Som de pessoas conversando.
Entra Joe.
JOE
(aos gritos)
SILÊNCIO!
Todos se assustam. Silêncio.
JOE
(cochichos de fundo)
Sou o professor Joe Hans Einza,
Azurita passou mal agora no
intervalo e pediu pra eu dar essa
aula. Sou doutor em Filosofia da
Náusea.
12.
JOE
(apontando para um aluno que
ria no fundo da sala)
Você aí! Qual o tema da aula de
hoje?
ALUNO
O professor Azurita ia começar a
falar sobre ética.
JOE
(abre um pacote de castanhas
e começa a comer)
Hum, okay...
JOE
(de boca cheia)
E o que vocês me dizem sobre,
ahn, ética?
Todos em silêncio, com olhar sonolento.
Foco no rosto de Joe mastigando,
O plano se abre, o fundo da sala fica preto e um foco de
luz se instaura sobre Joe.
#1
Desenha no ar com o dedo a letra A ligando em pontilhados
com a letra B.
JOE
(seguindo com o dedo do
ponto A ao B)
O ponto A é o nascimento e o
ponto B é a morte.
Acende um cigarro, dá uma tragada longa e esbafora uma
densa fumaça em cima do desenho apagando-o.
JOE
Ética serve para percorrer esse
trajeto sem ser preso. Se alguém
aqui tiver cérebro não deve haver
dúvida até agora.
Bem, de acordo com a Filosofia da
Náusea, a ética tem uma função
sócio-higiênica bem clara e
específica. Vejamos...
Joga a bituca do cigarro no chão e continua.
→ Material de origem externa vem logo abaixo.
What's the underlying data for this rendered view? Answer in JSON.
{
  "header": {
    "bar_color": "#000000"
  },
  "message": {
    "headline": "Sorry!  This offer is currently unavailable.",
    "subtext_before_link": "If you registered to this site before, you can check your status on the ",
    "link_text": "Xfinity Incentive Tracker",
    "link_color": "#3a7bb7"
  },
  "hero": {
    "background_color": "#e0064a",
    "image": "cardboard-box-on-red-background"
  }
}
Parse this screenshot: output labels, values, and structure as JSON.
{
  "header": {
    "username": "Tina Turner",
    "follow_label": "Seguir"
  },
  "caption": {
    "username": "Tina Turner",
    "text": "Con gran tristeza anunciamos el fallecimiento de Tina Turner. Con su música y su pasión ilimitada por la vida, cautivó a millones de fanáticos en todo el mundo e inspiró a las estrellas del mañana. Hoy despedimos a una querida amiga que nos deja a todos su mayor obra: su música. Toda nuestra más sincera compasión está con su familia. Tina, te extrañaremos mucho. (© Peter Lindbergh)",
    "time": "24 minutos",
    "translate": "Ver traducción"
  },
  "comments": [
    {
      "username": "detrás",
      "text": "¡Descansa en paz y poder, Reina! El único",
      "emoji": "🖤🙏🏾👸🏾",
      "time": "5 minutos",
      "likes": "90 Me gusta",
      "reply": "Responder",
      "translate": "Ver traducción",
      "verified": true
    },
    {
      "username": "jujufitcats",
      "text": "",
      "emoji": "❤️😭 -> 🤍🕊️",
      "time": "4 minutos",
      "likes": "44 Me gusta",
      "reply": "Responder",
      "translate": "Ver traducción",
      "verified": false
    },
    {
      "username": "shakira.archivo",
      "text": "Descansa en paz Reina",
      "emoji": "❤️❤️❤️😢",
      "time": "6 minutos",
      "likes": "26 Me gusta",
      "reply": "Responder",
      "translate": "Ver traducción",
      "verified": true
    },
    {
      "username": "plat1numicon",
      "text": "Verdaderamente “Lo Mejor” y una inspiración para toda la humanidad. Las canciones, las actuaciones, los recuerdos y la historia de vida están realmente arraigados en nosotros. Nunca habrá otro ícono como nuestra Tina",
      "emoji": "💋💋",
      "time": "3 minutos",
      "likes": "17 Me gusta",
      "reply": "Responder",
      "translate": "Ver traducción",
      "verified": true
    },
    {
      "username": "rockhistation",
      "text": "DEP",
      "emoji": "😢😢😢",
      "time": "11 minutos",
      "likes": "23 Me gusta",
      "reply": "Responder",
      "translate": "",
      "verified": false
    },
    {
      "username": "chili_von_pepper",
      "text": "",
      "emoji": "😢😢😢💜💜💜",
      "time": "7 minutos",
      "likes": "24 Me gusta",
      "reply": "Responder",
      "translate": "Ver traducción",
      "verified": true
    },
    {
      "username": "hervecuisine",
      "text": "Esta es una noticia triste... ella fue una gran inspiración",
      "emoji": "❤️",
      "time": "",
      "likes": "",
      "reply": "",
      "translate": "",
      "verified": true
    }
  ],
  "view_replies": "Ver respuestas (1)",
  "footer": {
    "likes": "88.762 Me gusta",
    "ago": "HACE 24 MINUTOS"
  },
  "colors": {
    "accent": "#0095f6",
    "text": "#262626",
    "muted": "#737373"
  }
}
Vamos supor que a existência seja
uma goiaba, que o homem seja o
verme da goiaba do ser.
Temos a goiaba em si e a
representação subjetiva dessa
mesma goiaba, uma realidade
criada por nós, vermes.
13.
Aparece a imagem de uma goiaba centralizada. Nos
aproximamos dela até “entrar”. Dentro há um homem nu
comendo as “paredes”/polpa da goiaba.
O plano se abre e vemos que de sua bunda sai um excremento
que vai direto grudar nessa parede da goiaba. O homem
rasteja e come esta “parede”/polpa.
JOE (V.O.)
Para transcender a realidade
subjetiva dos fenômenos, a
ciência nos ensinou a olhar pra
trás: com isso, vemos um rastro
de excrementos concretos, a
história de nossas vidas - aquilo
que chamo de sentido-esgoto,
ligando os pontos A e B.
O excremento que sai da bunda do homem se liga nos pontos
de A a B do desenho.
JOE (V.O.)
Então, a vida constitui-se
enquanto um movimento de
transmutação, convertendo a
essência do ser-goiaba em
essência fecal, um fenômeno
concretamente cagado. Aqui entra
a ética como ferramenta de
controle intestinal. Imaginem se
todos pudessem defecar
livremente, em qualquer canto,
sem qualquer critério. Tudo
descambaria numa grande
incontinência intestinal.
Então, a ética é para evitar que
o excremento-para-si se converta
em excremento-para-o-outro. Quem
não conseguir se segurar, quem
borrar as calças, vai preso.
Outros homens aparecem dentro dessa goiaba, cada um com um
tipo de sonda da bunda para a própria boca.
#2
Foco no rosto de Joe. Plano se abre lentamente.
JOE
A ética, então, é aquilo que
recicla e restringe o alcance de
nossos resíduos intestinais,
trazendo-os para nós novamente,
para que assim a vida em
sociedade seja possível sem que
os vermes defequem uns nos outros
o tempo todo.
14.
Volta a ser uma sala de aula
Todos da sala estão olhando-o fixamente. Uma aluna se
levanta e sai da sala.
JOE
(acompanhando com o olhar a
aluna sair)
Que falta de classe, não? Mas já
acabou mesmo...
Bem, por hoje isso é tudo. Para a
próxima aula quero que escrevam
uma dissertação respondendo a
seguinte questão
ético-intestinal: Por que se
segurar?
CORTA PARA
24. INT. UNIVERSIDADE - LANCHONETE - DIA
JOE
(apontando para o cardápio)
Quero isto.
#1
Através do vidro Joe vê o cozinheiro sovando a massa: um
homem muito gordo usando regata branca suja, braços e
costas peludas, careca e rosto oleosos e bigodes
ensebados.
O braço do cozinheiro começa a se misturar com a massa que
está sovando.
Aos poucos ele vai sendo engolido por essa massa.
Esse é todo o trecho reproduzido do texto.